Respawn.pl

Team Kinguin mocnym wejściem awansuje do zamkniętych kwalifikacji do europejskiego Minora!

Autor: Rafał Rudnicki

Team Kinguin bez większych problemów przebrnęło przez otwarte eliminacje europejskiego Minora, które z kolei prowadzą zespół do kwalifikacji zamkniętych. We wczorajszym, decydującym pojedynku polski zespół nie dał Singularity żadnych szans.

Wczoraj zostały rozegrane półfinały otwartych kwalifikacji do europejskiego Minora. Po drugiej stronie barykady w meczu z Team Kinguin stanęło Singularity. I albo rywale naszych rodaków byli kompletnie nieprzygotowani, albo to TaZ i spółka tak świetnie poprowadzili grę, że nim się obejrzeliśmy, to mogliśmy już cieszyć się z ich sukcesu. Początek to mapa Overpass i dość wyrównane pojedynki po obu stronach, jednak ostatecznie Polacy znaleźli na swojego rywala sposób, kończąc z 16:7. Być może ten sam sposób zadziałał na Nuke’u, o czym świadczy rezultat 16:1 dla ekipy MINISE’a. Singularity nie miało z “naszymi” żadnych szans.

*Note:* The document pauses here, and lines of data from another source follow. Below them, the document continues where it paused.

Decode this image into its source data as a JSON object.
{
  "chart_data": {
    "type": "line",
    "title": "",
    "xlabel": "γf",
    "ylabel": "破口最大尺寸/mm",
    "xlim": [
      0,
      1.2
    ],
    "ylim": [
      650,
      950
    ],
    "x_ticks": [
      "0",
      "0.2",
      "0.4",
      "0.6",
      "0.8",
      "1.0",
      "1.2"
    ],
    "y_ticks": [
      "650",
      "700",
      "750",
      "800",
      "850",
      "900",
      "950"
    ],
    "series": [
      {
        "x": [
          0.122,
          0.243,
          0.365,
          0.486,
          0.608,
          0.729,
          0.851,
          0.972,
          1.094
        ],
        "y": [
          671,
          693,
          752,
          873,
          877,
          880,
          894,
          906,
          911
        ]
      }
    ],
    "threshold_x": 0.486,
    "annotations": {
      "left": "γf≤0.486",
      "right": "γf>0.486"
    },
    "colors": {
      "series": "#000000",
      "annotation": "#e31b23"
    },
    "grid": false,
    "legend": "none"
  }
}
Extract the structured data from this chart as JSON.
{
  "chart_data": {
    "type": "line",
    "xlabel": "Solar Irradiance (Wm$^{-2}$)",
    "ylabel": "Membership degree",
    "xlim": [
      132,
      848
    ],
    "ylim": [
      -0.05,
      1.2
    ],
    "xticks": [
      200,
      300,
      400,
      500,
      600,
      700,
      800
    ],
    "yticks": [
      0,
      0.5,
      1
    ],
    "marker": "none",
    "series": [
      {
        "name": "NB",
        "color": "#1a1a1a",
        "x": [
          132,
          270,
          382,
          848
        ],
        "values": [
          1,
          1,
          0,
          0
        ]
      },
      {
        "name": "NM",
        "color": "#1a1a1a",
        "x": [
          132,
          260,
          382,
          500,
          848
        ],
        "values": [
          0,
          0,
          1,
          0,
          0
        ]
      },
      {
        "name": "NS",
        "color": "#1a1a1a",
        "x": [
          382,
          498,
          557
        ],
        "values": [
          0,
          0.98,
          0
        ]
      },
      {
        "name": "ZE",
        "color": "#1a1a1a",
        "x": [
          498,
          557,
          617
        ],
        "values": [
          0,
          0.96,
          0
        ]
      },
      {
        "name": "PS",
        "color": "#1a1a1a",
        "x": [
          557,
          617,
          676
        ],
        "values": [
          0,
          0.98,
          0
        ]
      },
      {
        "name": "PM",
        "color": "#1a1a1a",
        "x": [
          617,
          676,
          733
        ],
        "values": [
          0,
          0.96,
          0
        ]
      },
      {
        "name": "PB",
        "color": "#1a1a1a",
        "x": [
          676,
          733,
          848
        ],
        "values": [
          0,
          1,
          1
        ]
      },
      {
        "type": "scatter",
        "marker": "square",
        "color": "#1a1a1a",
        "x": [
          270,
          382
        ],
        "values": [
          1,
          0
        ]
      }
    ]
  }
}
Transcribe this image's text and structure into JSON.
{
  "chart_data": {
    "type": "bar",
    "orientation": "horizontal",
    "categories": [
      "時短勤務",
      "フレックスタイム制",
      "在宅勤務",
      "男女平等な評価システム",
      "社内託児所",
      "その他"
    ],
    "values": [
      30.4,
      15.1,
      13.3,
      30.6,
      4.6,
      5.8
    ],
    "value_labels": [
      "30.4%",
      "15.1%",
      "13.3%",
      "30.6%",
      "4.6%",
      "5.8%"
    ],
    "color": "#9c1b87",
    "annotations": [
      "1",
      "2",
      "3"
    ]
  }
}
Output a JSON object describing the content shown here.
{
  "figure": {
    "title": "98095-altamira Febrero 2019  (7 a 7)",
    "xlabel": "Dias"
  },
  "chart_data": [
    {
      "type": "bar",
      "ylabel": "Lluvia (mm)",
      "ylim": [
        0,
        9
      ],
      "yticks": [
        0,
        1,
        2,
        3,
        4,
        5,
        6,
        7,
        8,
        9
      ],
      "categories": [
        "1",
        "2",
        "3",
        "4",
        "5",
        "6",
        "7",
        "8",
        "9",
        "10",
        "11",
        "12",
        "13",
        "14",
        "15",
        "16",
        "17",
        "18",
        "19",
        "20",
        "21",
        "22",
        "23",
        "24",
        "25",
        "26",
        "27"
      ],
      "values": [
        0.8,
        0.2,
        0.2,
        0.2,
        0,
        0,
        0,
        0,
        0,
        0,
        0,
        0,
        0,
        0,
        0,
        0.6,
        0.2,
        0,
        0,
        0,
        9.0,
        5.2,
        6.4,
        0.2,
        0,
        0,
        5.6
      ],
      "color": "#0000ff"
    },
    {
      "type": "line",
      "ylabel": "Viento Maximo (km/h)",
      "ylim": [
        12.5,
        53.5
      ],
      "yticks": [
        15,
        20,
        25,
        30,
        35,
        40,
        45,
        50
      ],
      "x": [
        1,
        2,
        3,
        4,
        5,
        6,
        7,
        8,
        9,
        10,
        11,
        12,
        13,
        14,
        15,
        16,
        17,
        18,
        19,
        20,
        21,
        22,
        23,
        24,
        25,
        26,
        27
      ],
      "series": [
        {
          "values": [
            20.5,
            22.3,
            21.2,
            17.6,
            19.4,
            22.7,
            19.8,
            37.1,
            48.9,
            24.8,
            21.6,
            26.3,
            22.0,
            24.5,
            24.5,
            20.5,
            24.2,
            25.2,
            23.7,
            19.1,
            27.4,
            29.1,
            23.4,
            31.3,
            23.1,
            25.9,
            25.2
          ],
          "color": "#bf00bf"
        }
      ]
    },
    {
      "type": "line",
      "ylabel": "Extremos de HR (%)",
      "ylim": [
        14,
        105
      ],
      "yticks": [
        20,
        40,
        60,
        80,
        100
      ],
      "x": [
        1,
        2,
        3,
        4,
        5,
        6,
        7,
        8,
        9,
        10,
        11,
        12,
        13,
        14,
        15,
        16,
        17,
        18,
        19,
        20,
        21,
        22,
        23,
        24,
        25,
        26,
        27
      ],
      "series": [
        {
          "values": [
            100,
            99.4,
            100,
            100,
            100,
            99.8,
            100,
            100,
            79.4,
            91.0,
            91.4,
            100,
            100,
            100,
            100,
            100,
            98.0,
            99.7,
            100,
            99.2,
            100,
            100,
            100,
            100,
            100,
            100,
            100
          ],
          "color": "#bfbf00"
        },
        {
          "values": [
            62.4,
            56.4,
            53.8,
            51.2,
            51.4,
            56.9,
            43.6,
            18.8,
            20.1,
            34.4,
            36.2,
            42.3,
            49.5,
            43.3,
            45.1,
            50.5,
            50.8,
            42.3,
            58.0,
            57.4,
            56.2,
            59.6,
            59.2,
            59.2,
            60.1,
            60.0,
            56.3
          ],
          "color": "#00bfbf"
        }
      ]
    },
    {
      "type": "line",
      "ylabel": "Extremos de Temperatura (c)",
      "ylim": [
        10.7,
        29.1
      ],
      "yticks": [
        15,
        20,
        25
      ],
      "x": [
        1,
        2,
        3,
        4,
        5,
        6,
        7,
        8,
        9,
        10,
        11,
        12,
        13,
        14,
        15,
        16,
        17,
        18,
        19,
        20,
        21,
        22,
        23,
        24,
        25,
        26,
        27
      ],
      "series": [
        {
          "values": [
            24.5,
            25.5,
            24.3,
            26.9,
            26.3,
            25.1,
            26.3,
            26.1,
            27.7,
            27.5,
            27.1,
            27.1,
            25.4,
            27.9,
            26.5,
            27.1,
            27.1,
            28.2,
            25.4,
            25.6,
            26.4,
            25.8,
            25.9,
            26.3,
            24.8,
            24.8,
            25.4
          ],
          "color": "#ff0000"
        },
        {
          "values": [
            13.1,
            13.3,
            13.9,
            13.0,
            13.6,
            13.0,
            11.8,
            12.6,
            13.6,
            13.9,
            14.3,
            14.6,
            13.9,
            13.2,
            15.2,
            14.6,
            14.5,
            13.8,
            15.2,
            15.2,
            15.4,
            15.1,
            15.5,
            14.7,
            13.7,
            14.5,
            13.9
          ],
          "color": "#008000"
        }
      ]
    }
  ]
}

Co teraz? Zamknięte kwalifikacje ruszają pod koniec czerwca. Tam do “puli” zespołów, którym udało się zakwalifikować (w liczbie osiem) dołączy ósemka zaproszonych. Na szczęście tyle samo ekip najlepszych ekip wyląduje potem na Minorze. Jestem zatem spora szansa, że to nie koniec walki “Pingwinów” o najważniejszy turniej w roku.

Przypomnijmy, że Minory są “pomniejszymi” turniejami z pulą 50 000$, organizowanymi w kilku regionach (Ameryce, Europie, Azji oraz CIS), mające na celu wyłonienie dwóch najlepszych zespołów (z każdego z nich), które potem zagrają na turnieju rangi Major. Tam z kolei zmierzą się ze sobą łącznie 24 ekipy, podzielone na trzy fazy – fazę pretendentów, fazę legend oraz fazę mistrzów. Na najlepszych czeka część z puli sięgającej 1 000 000$.